Was Kennedy A Conservative? Well…Ronald Reagan Saw Marx And Hitler In JFK’s ‘Bold New Program’
The opportunistic right-wing campaign to claim John Fitzgerald Kennedy as a “conservative” on the 50th anniversary of his death never made much sense — and may now perhaps conclude with a quotation from the ultimate Republican authority: their most revered presidential hero, Ronald Wilson Reagan.
In a 1960 letter to the somewhat less heroic Richard Milhous Nixon, then running as the GOP presidential nominee against the liberal Massachusetts senator, Reagan vented his private opinion about Kennedy’s ideology in full with comparisons to a couple of other historical figures:
Shouldn’t someone tag Mr. Kennedy’s ‘bold new imaginative program’ with its proper age? Under the tousled boyish haircut it is still old Karl Marx — first launched a century ago. There is nothing new in the idea of a government being Big Brother to us all. Hitler called his state ‘State Socialism,’ and way before him it was relevant benevolent monarchy.

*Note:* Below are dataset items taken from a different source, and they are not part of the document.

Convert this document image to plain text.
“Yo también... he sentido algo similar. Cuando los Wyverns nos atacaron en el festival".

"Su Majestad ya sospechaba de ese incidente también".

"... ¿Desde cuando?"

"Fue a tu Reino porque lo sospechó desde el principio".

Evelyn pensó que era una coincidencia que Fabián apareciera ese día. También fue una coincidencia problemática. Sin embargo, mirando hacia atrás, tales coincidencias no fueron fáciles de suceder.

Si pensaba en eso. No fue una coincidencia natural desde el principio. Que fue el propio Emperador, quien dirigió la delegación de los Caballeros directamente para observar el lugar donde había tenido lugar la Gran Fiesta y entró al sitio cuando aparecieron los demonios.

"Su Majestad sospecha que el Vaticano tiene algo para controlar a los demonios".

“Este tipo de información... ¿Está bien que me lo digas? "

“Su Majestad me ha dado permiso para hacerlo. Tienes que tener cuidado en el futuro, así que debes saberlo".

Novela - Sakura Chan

Whatever the quality of Reagan’s analogies, they were clearly not meant as compliments to the Democratic presidential nominee, but reflected the dominant view of JFK among the conservatives of that era. The letter to Nixon is quoted in The Right Moment: Ronald Reagan’s First Victory and the Decisive Turning Point in American Politics (Simon & Schuster, 2000), by Matthew Dallek.